Des chaloupes que M. de Maricourt envoyait pour les recueillir, accouraient à force de rames.
Quelques minutes plus tard, les trois nageurs étaient hissés sur la première embarcation venue, par dix bras empressés.
--Ouf! les dents me font mal, le pavillon était lourd à traîner, dit Bienville en reprenant haleine.
--C'est qu'il est chargé de gloire, repartit d'Orsy.
Une véritable ovation attendait les trois braves. A peine eurent-ils mis pied à terre, que vingt robustes gaillards les enlevèrent du sol pour les porter à la haute ville. Clermont eut beau se défendre sur sa blessure, rien n'y fit; et après avoir bandé sa jambe, tant bien que mal, il lui fallut suivre ses amis à la hauteur de leur triomphe. Et les enthousiastes porteurs se dirigèrent en acclamant vers la côte de la Montagne.

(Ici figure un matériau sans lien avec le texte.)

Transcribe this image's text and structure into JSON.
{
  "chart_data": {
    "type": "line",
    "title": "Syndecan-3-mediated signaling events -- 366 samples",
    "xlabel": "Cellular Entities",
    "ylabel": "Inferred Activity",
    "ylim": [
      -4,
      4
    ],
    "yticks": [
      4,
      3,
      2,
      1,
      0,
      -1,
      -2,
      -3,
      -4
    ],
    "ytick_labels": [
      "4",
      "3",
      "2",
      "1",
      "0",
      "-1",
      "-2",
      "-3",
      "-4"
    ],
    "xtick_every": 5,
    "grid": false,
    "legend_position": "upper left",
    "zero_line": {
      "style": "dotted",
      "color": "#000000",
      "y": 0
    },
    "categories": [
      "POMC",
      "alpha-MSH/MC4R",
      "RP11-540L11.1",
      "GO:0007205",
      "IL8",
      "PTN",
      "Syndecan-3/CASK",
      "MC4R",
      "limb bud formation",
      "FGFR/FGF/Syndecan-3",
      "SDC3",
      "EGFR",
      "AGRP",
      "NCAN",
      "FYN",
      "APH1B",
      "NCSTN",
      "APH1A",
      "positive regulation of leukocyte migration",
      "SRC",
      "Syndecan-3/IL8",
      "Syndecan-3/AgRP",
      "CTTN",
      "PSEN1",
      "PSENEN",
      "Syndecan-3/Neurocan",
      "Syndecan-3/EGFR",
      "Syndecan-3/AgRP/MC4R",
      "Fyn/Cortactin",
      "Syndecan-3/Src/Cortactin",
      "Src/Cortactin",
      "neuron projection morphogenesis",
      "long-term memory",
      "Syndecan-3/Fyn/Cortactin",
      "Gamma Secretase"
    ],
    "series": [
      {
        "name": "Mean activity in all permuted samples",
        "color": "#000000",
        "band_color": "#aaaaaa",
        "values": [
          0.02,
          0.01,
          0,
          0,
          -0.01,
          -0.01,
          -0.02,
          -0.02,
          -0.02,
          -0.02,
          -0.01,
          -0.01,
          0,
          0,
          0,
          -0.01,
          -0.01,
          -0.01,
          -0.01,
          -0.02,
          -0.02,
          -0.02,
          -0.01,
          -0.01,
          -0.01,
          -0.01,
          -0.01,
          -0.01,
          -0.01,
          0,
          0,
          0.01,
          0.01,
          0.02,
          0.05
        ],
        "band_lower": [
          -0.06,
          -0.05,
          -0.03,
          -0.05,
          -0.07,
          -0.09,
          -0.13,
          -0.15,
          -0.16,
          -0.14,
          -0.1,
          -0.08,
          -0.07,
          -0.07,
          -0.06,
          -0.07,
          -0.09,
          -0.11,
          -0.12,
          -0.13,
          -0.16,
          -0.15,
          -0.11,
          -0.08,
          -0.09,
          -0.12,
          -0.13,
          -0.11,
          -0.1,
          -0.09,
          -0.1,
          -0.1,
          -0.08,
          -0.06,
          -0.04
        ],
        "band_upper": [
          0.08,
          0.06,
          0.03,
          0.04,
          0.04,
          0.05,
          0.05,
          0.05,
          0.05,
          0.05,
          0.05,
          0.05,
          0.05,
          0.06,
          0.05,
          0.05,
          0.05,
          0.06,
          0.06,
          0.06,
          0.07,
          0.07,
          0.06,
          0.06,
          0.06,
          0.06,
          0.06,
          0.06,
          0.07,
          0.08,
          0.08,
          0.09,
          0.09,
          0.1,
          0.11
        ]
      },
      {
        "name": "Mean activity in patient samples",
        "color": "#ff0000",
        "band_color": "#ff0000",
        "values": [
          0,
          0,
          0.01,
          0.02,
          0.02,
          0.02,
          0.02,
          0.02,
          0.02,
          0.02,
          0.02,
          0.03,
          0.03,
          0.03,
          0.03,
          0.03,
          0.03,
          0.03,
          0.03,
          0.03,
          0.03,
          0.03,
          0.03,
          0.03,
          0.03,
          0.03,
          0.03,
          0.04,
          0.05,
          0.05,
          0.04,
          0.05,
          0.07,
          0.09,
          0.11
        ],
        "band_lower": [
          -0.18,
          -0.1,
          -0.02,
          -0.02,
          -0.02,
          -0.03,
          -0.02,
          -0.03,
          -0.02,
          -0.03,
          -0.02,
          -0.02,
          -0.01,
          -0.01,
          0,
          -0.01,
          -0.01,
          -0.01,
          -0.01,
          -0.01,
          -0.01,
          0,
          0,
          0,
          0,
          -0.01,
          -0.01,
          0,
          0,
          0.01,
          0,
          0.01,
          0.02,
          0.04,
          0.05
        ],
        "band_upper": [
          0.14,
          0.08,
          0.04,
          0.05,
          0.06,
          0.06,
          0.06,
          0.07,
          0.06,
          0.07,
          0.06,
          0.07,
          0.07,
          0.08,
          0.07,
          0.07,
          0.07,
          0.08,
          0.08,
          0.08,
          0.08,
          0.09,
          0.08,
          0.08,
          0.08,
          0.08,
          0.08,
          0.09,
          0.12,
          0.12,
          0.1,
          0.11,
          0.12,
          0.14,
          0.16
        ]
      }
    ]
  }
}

Le véritable triomphateur était François de Bienville. Fièrement drapé dans le pavillon anglais, les bras croisés sur sa forte poitrine, il semblait se dire que ces honneurs ne lui étaient que justement dus. Aussi jetait-il un regard assez calme sur la foule de militaires, de bourgeois, de femmes et d'enfants qui se pressaient sur son passage en le saluant de mille joyeux vivats. Car le Français, brave et glorieux par excellence, n'est jamais étonné des honneurs de la victoire.
A l'entrée de la rue Buade, M. de Frontenac, qu'on avait mis au courant des hauts faits des trois amis, s'en vint au-devant d'eux.
--Bien! messieurs! très bien! s'écria le gouverneur en les apercevant. Ces Anglais fussent-ils cinq mille, avec cinq cents hommes comme vous à mes côtés, je ne les crains pas.
--Vive monseigneur! Vive Bienville! Vive la France! vociféra la foule qui encombrait la place.